Optimal Accuracy-Privacy Trade-Off for Secure Multi-Party Computations

TL;DR

This paper introduces a new measure for quantifying information leakage in secure multi-party computations, proposes a function substitution method to balance privacy and accuracy, and demonstrates how to achieve optimal trade-offs.

Contribution

It presents a generalized leakage measure, a function substitution approach for privacy control, and theoretical bounds for privacy gains in secure computations.

Findings

The new leakage measure effectively quantifies privacy loss.

Function substitution improves confidentiality while maintaining output accuracy.
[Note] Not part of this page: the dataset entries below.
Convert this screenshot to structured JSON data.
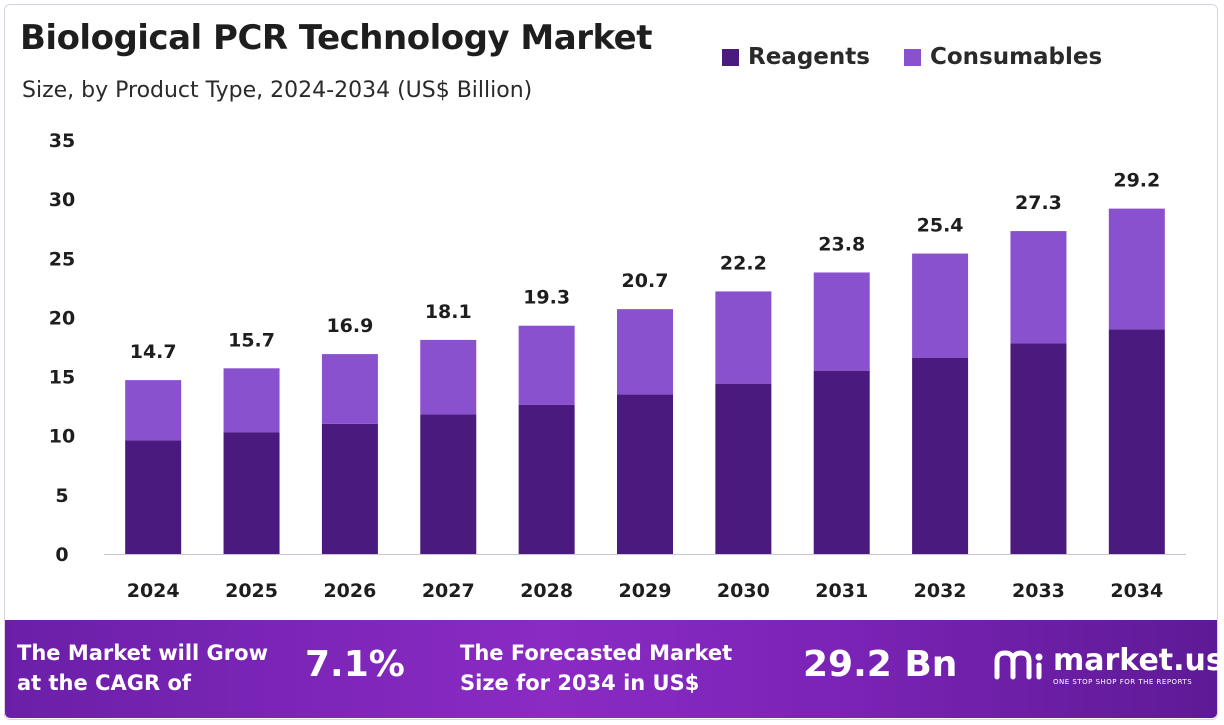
{
  "header": {
    "title": "Biological PCR Technology Market",
    "subtitle": "Size, by Product Type, 2024-2034 (US$ Billion)"
  },
  "legend": [
    {
      "label": "Reagents",
      "color": "#4b1a7e"
    },
    {
      "label": "Consumables",
      "color": "#8a51cf"
    }
  ],
  "chart_data": {
    "type": "bar",
    "stacked": true,
    "categories": [
      "2024",
      "2025",
      "2026",
      "2027",
      "2028",
      "2029",
      "2030",
      "2031",
      "2032",
      "2033",
      "2034"
    ],
    "series": [
      {
        "name": "Reagents",
        "color": "#4b1a7e",
        "values": [
          9.6,
          10.3,
          11.0,
          11.8,
          12.6,
          13.5,
          14.4,
          15.5,
          16.6,
          17.8,
          19.0
        ]
      },
      {
        "name": "Consumables",
        "color": "#8a51cf",
        "values": [
          5.1,
          5.4,
          5.9,
          6.3,
          6.7,
          7.2,
          7.8,
          8.3,
          8.8,
          9.5,
          10.2
        ]
      }
    ],
    "totals": [
      "14.7",
      "15.7",
      "16.9",
      "18.1",
      "19.3",
      "20.7",
      "22.2",
      "23.8",
      "25.4",
      "27.3",
      "29.2"
    ],
    "yticks": [
      0,
      5,
      10,
      15,
      20,
      25,
      30,
      35
    ],
    "ylim": [
      0,
      35
    ],
    "grid": false
  },
  "footer": {
    "cagr_text_line1": "The Market will Grow",
    "cagr_text_line2": "at the CAGR of",
    "cagr_value": "7.1%",
    "forecast_text_line1": "The Forecasted Market",
    "forecast_text_line2": "Size for 2034 in US$",
    "forecast_value": "29.2 Bn",
    "brand_name": "market.us",
    "brand_tagline": "ONE STOP SHOP FOR THE REPORTS"
  }
}
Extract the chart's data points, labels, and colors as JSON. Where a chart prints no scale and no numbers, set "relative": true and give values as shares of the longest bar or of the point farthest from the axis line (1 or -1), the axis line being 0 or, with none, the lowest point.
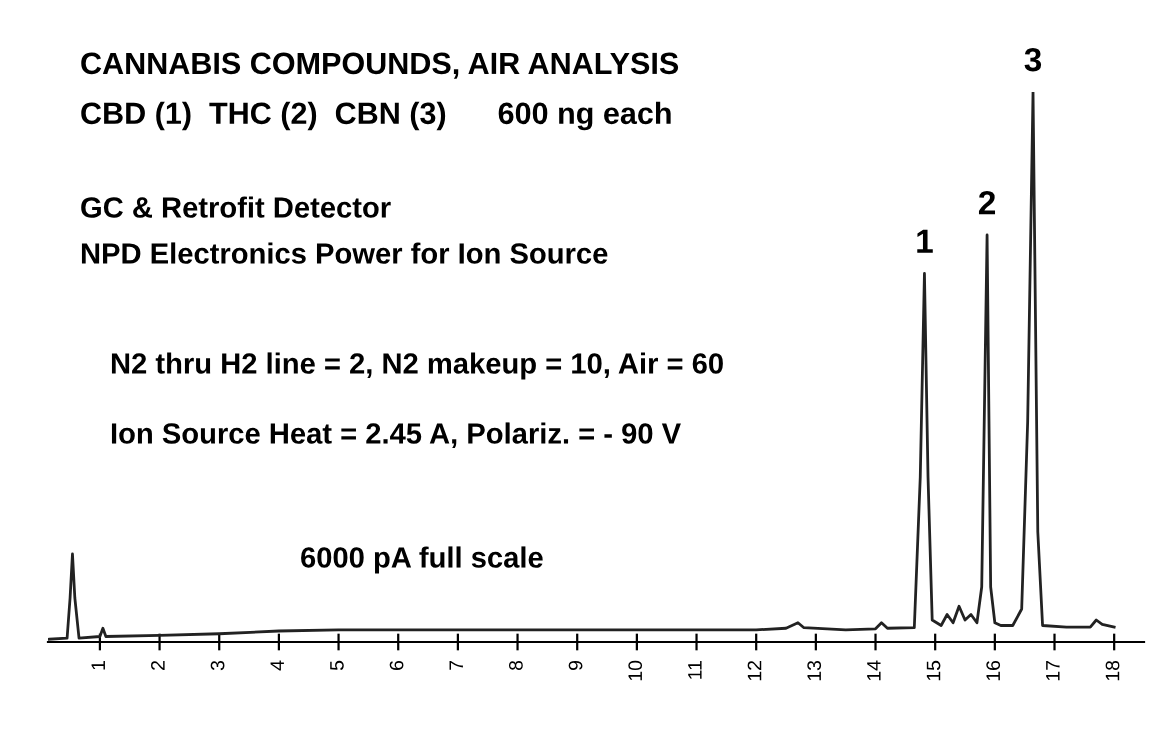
{
  "chart_data": {
    "type": "line",
    "relative": true,
    "title": "CANNABIS COMPOUNDS, AIR ANALYSIS",
    "subtitle": "CBD (1)  THC (2)  CBN (3)      600 ng each",
    "annotations": [
      "GC & Retrofit Detector",
      "NPD Electronics Power for Ion Source",
      "N2 thru H2 line = 2, N2 makeup = 10, Air = 60",
      "Ion Source Heat = 2.45 A, Polariz. = - 90 V",
      "6000 pA full scale",
      {
        "text": "1",
        "x": 14.82,
        "y": 0.67
      },
      {
        "text": "2",
        "x": 15.87,
        "y": 0.74
      },
      {
        "text": "3",
        "x": 16.64,
        "y": 1.0
      }
    ],
    "xlim": [
      0.13,
      18.5
    ],
    "xticks": [
      1,
      2,
      3,
      4,
      5,
      6,
      7,
      8,
      9,
      10,
      11,
      12,
      13,
      14,
      15,
      16,
      17,
      18
    ],
    "grid": false,
    "legend": false,
    "series": [
      {
        "color": "#222222",
        "x": [
          0.15,
          0.45,
          0.5,
          0.54,
          0.58,
          0.65,
          1.0,
          1.05,
          1.1,
          2.0,
          3.0,
          4.0,
          5.0,
          7.0,
          9.0,
          11.0,
          12.0,
          12.5,
          12.7,
          12.8,
          13.5,
          14.0,
          14.1,
          14.2,
          14.65,
          14.75,
          14.82,
          14.88,
          14.95,
          15.1,
          15.2,
          15.3,
          15.4,
          15.5,
          15.6,
          15.7,
          15.78,
          15.87,
          15.93,
          16.0,
          16.1,
          16.3,
          16.45,
          16.55,
          16.64,
          16.72,
          16.8,
          17.2,
          17.6,
          17.7,
          17.8,
          18.0
        ],
        "values": [
          0.005,
          0.007,
          0.08,
          0.16,
          0.08,
          0.007,
          0.01,
          0.025,
          0.01,
          0.012,
          0.015,
          0.02,
          0.022,
          0.022,
          0.022,
          0.022,
          0.022,
          0.025,
          0.035,
          0.026,
          0.022,
          0.024,
          0.035,
          0.025,
          0.026,
          0.3,
          0.67,
          0.3,
          0.04,
          0.03,
          0.05,
          0.035,
          0.065,
          0.04,
          0.05,
          0.035,
          0.1,
          0.74,
          0.1,
          0.035,
          0.03,
          0.03,
          0.06,
          0.4,
          1.0,
          0.2,
          0.03,
          0.027,
          0.027,
          0.04,
          0.032,
          0.027
        ]
      }
    ]
  }
}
Optimal privacy-accuracy trade-offs can be achieved through the proposed method.

Abstract

The purpose of Secure Multi-Party Computation is to enable protocol participants to compute a public function of their private inputs while keeping their inputs secret, without resorting to any trusted third party. However, opening the public output of such computations inevitably reveals some information about the private inputs. We propose a measure generalising both Renyi entropy and g-entropy so as to quantify this information leakage. In order to control and restrain such information flows, we introduce the notion of function substitution which replaces the computation of a function that reveals sensitive information with that of an approximate function. We exhibit theoretical bounds for the privacy gains that this approach provides and experimentally show that this enhances the confidentiality of the inputs while controlling the distortion of computed output values. Finally, we investigate the inherent compromise between accuracy of computation and privacy of inputs and we demonstrate how to realise such optimal trade-offs.